Table 9.Assessment of best alternative equations with different validation metrics for hardness calculation.

Validation Metric Linear Cross-Validation Regression

Linear Cross-Validation with Multiple Regression of Viscosity

Multiple Regression

Equation Based on Biases and Weights

Mean Error 0.0000 0.0000 −0.0002 −0.0306

Mean Absolute Error 4.8183 3.6826 2.7811 1.8954

Mean Square Error 40.9419 29.2784 22.0436 20.2431

Root Mean Square Error 6.3986 5.4110 4.6951 4.4992

Mean Relative Error 0.0963 0.0727 0.0555 0.0367

Standard Deviation,σ 6.5955 5.5775 4.8396 4.6376

Standard Error of Mean 1.5996 1.3527 1.1738 1.1248

As can be seen in Table9, the suggested Equation Based on Biases and Weight shows much greater reliability compared to other equations, and the next most reliable equation is the Multiple Regression equation.
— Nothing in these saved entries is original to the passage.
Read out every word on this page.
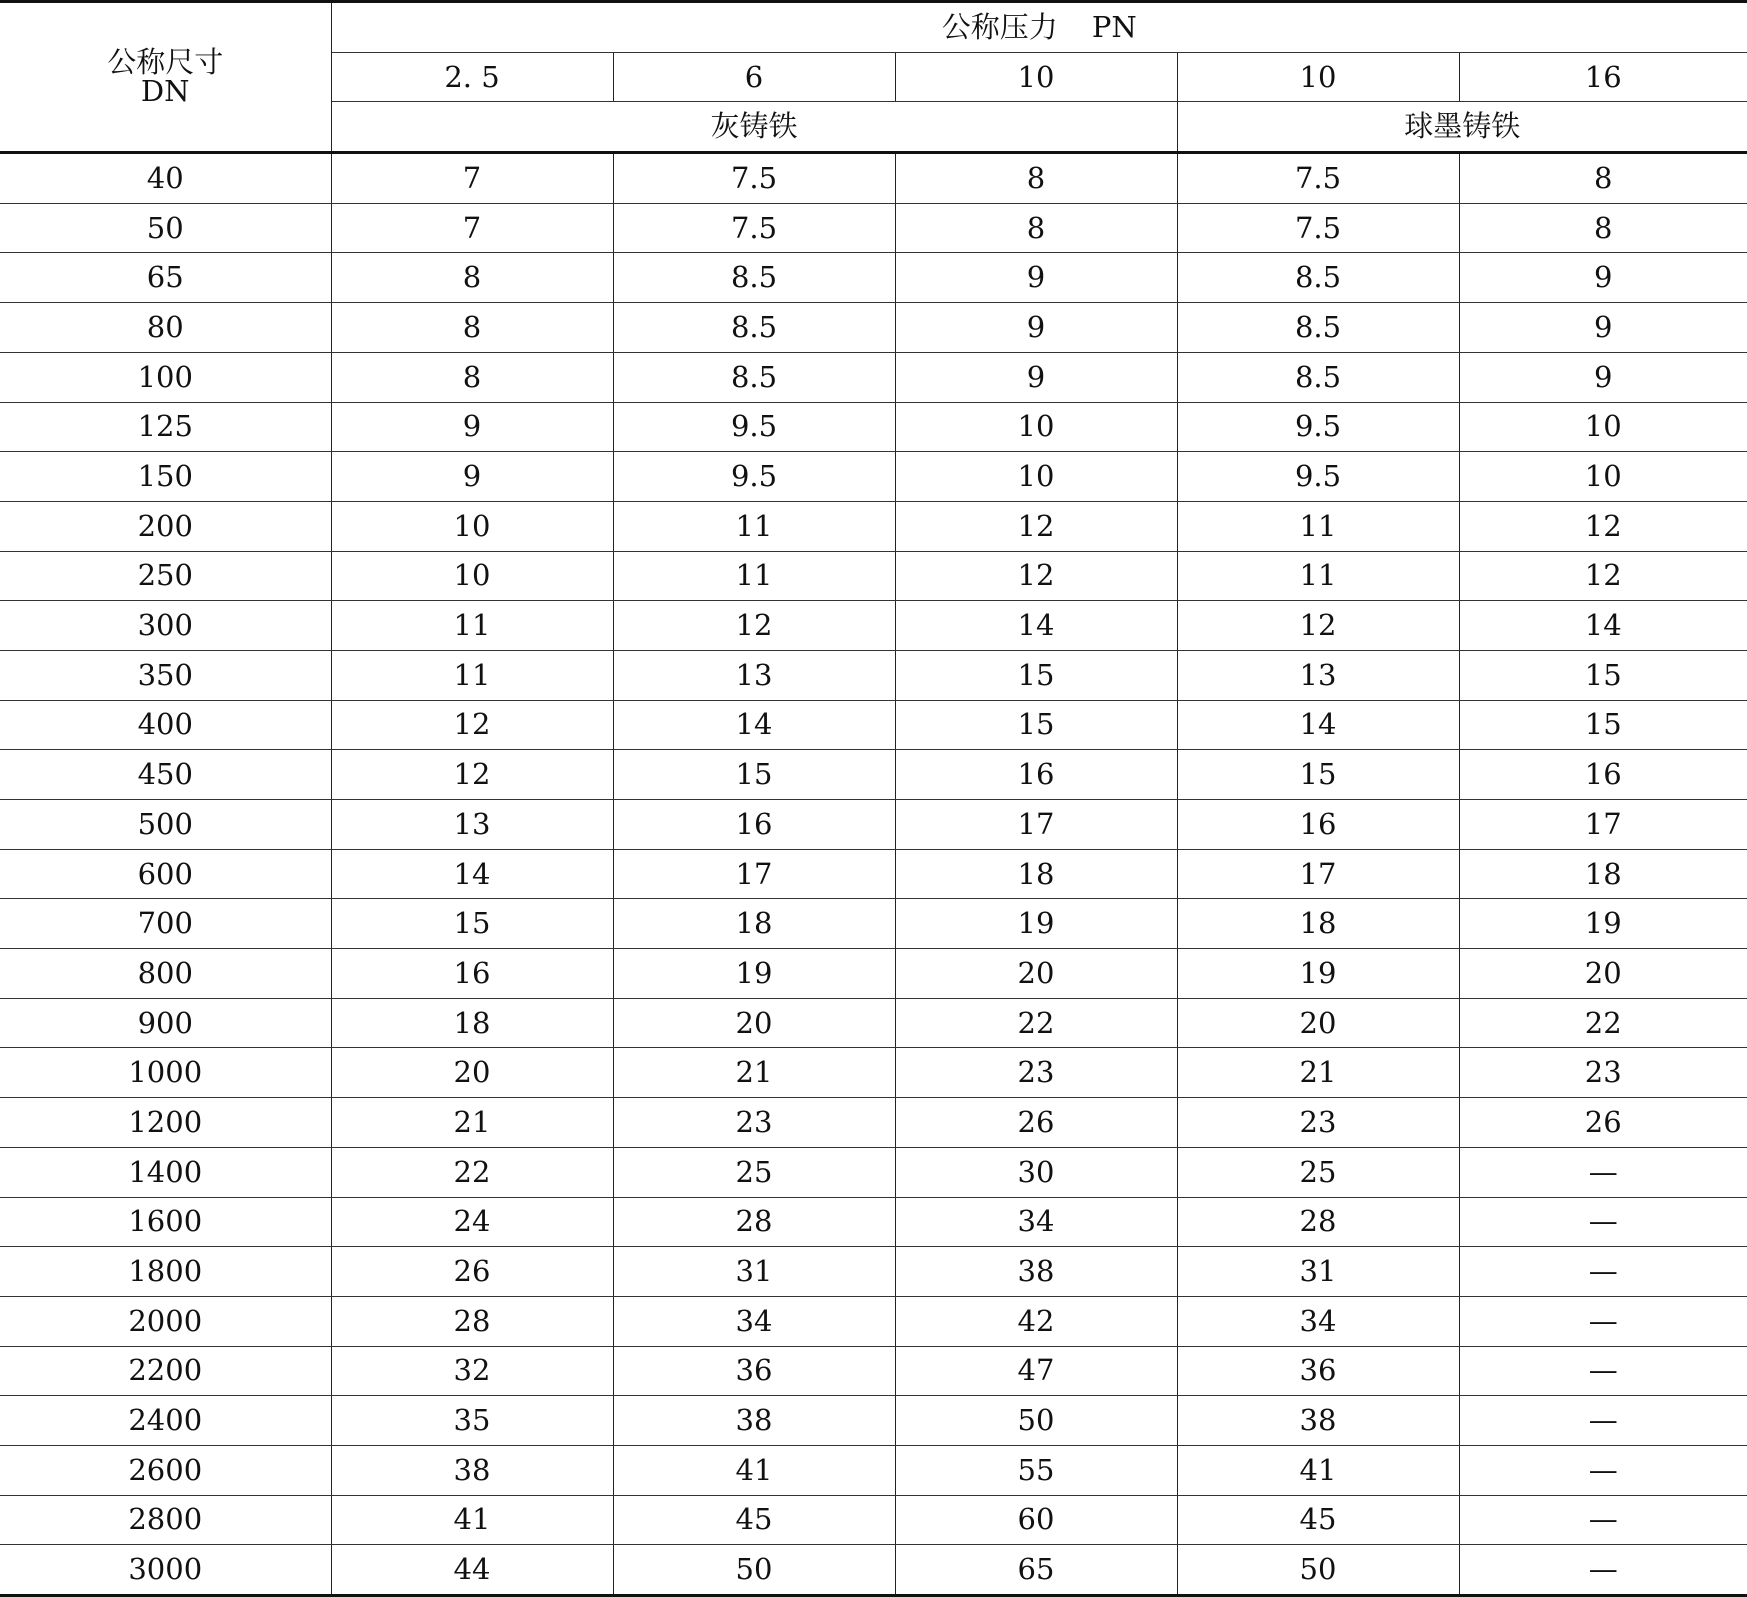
公称尺寸
DN	公称压力 PN				
	2. 5	6	10	10	16
	灰铸铁			球墨铸铁	
40	7	7.5	8	7.5	8
50	7	7.5	8	7.5	8
65	8	8.5	9	8.5	9
80	8	8.5	9	8.5	9
100	8	8.5	9	8.5	9
125	9	9.5	10	9.5	10
150	9	9.5	10	9.5	10
200	10	11	12	11	12
250	10	11	12	11	12
300	11	12	14	12	14
350	11	13	15	13	15
400	12	14	15	14	15
450	12	15	16	15	16
500	13	16	17	16	17
600	14	17	18	17	18
700	15	18	19	18	19
800	16	19	20	19	20
900	18	20	22	20	22
1000	20	21	23	21	23
1200	21	23	26	23	26
1400	22	25	30	25	—
1600	24	28	34	28	—
1800	26	31	38	31	—
2000	28	34	42	34	—
2200	32	36	47	36	—
2400	35	38	50	38	—
2600	38	41	55	41	—
2800	41	45	60	45	—
3000	44	50	65	50	—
Consequently, both could be applied to precisely calculate the hardness of the SPIF component. Figure 10 illustrates the ability of the developed equations to precisely calculate the hardness of SPIF components compared to the real values of hardness. The fluctuating and uneven hardness in Figure10is normal because the values are for different components formed in various conditions using SPIF.

All of the hardness data were used in predictions models; by sorting these data from low to high or vice versa will affect the random selection of data as training and testing values, which may make it challenging to distinguish the difference between the actual values of hardness and the predicted values by various models in the figure. The HV of points 1–4 is related to the feed rate, 5–8 is related to the spindle speed, 9–12 is related to the tool diameter, and the rest is related to the four types of grease and one coolant oil.